Antimicrobial activity of κ-car/LBG film containing 0, 1, 2, 4, 8 and 16 wt.% C30B against L. monocytogenes at different contact times (0, 8 and 24 h). The error bars indicate the standard deviations

Full size image

These results showed that the incorporation of clay into the κ-car/LBG films could have advantages over films without clays and that κ-car/LBG–C30B biocomposite films have the potential to be used as antimicrobial packaging to control the growth of L. monocytogenes.

Conclusion

This study demonstrated that the physicochemical properties of κ-car/LBG films were influenced by clay concentration. The XRD and SEM results showed that at low filler concentration, exfoliation is the predominant mechanism of clay dispersion. However, increase of clay loading impedes complete exfoliation due to the restricted area remaining available in the polymer matrix and increases the degree of intercalation or aggregation of clays.

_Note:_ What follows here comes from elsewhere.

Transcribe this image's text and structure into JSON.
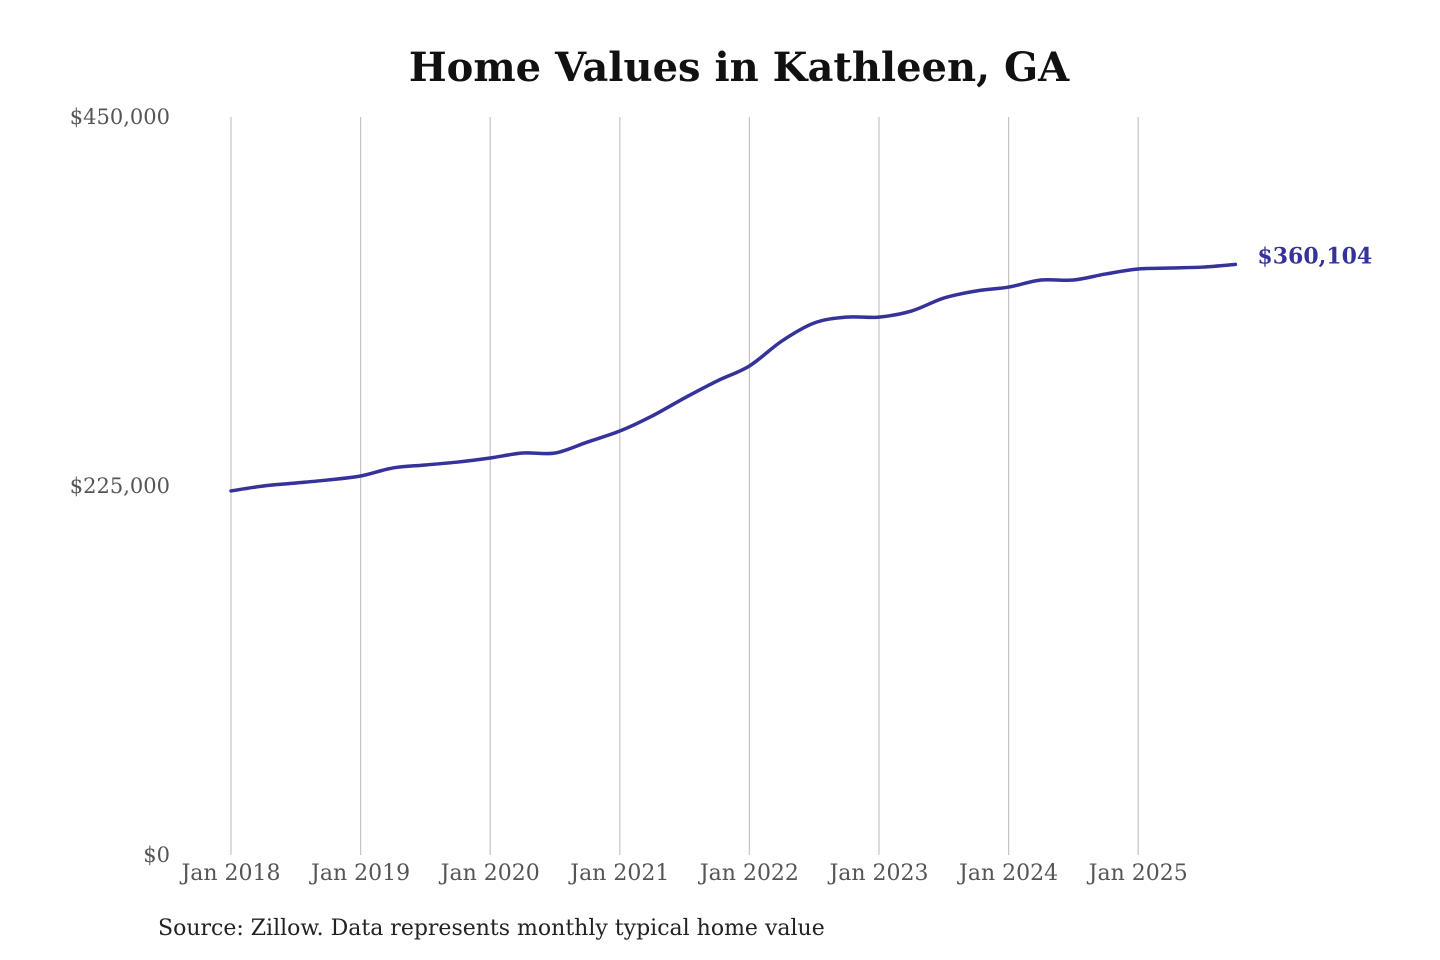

Additionally, FTIR results demonstrated a possible formation of hydrogen bond interactions between κ-car/LBG matrix and C30B. Meanwhile, mechanical properties showed the potential of films based on κ-car/LBG and C30B to be used in food packaging (with values in the range of synthetic films). The differences in the gas permeability values may be due to the different structure of the composites (being of the intercalation or exfoliation type). At temperatures greater than 500 °C, TGA results showed that C30B significantly delays the thermal degradation of κ-car/LBG films. Moreover, the antimicrobial activity results demonstrated that C30B incorporation into biopolymer matrix as a filler to improve film properties can also act as an antimicrobial agent against L. monocytogenes. Therefore, it was observed that the composition of 16 wt.% C30B in the κ-car/LBG film represents a good option to be used in food packaging industry due to their good mechanical properties, enhanced water barrier and antibacterial activity when compared with other C30B concentrations tested.